I read somewhere (whoever you are, thank you for the insight, assuming it’s accurate, and if it’s not, oh well) that researchers always study the effects of exercise through endurance training because it’s easy to measure. Something like VO2 max can be calculated and compared, as can be the minutes that a subject pedals on a bike. It’s much more difficult to measure the activity of someone who is walking outside, or lifting weights, or playing soccer, or doing any of the thousands of other activities that most of us would consider ‘exercise.’
There are two points to take away from this. First, whatever the findings of the meta-analysis are, they only apply to the type of activity looked at in the underlying studies. The findings do not apply to any other activity.
In other words, Ms. Kolata presents a study about a narrow range of activity and writes it up for the New York Times as if it applies to all exercise. That’s bad journalism. It’s not just misleading; it’s false. Resistance training is exercise, but its effects weren’t studied. Swimming 25-yard sprints is exercise, but it also wasn’t studied. Another rigorous, typically late-night, activity was also left out—and I’m certain that its non-STD-related health effects are 100% positive.
The other point is that the study and write-up disguise the interesting finding that endurance exercise could have bad effects. The paleo community — led by Mark Sissons’ admonition against chronic cardio — has long been questioning the benefits of steady-state ‘endurance’ exercise. The U.S. first went through an aerobics epidemic; now it’s going through a marathon one (thanks Biggest Loser!). Although someone like Dr. Doug McGuff might disagree, I’m guessing that jogging is one activity that most Americans consider ‘exercise.’ But jogging feels nothing like sprinting, or lifting weights, or a Cross-Fit met-con session, nor is there any reason to assume the body responds to these activities the same way. Maybe some of these activities do not trigger the same response meta-analysis revealed about ‘endurance’ exercise. But the way the researchers wrote the article, and they way Ms. Kolata reported it, you’d never know.***
The other elephant is whether the biomarkers studied (insulin, blood pressure, trigs, & HDL) even matter for heart disease, or for other diseases. Ms. Kolata briefly touched on the issue:
Some critics have noted that there is no indication that those who had what Dr. Bouchard is calling an adverse response to exercise actually had more heart attacks or other bad health outcomes. But Dr. Bouchard said if people wanted to use changes in risk factors to infer that those who exercise are healthier, they could not then turn around and say there is no evidence of harm when the risk factor changes go in the wrong direction.

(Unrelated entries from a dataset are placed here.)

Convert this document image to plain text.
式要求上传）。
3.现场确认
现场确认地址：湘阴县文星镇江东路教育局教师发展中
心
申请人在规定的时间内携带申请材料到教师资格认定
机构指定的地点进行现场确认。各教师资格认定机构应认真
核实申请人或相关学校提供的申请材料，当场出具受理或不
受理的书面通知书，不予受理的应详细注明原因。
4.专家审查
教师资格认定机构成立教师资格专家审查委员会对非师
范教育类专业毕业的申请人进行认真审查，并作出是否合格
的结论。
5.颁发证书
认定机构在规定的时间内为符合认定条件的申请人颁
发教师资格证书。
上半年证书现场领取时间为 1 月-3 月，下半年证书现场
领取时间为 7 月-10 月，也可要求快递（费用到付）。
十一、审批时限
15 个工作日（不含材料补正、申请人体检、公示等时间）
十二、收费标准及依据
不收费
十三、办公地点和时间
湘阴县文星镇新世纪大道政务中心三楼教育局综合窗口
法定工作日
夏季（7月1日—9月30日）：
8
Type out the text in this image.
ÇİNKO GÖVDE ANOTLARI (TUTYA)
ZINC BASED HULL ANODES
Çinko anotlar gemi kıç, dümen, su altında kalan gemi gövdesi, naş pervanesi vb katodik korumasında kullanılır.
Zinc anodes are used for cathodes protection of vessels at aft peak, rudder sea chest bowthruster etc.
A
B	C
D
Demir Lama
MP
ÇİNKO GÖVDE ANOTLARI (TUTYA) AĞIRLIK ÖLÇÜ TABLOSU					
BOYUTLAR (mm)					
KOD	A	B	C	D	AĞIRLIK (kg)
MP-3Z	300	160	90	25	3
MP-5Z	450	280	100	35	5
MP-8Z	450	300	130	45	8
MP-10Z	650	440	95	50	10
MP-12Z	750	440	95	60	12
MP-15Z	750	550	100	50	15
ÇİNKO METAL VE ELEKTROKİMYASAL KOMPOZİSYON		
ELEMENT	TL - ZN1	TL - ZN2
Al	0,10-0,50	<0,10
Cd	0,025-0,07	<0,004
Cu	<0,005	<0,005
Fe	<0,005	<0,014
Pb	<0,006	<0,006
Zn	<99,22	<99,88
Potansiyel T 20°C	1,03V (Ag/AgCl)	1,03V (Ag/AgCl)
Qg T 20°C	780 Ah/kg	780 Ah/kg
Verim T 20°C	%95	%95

Right. So the question remains: Are what we now consider risk factors really risk factors, and if so, what are their relative weights? That’s for another post, which will be consist of little but links to books and blogs.
*I use ‘favorite’ here not to mean “I love her work; everyone should read her” (the way I would call AJ Liebling, DFW, & Joseph Epstein some of my favorite essayists), but in the sense of “I always read her articles because they make me furious” — a sort of Google algorithm of favorite.
**More on what exercise meant in the study later on. Those quotes aren’t there for nothing.
***The ‘what the f*** is exercise’ issue reminds me of the ‘what the f*** is fat’ issue that we encountered in HBO’s “Weight of the Nation.” That, too, will be another post.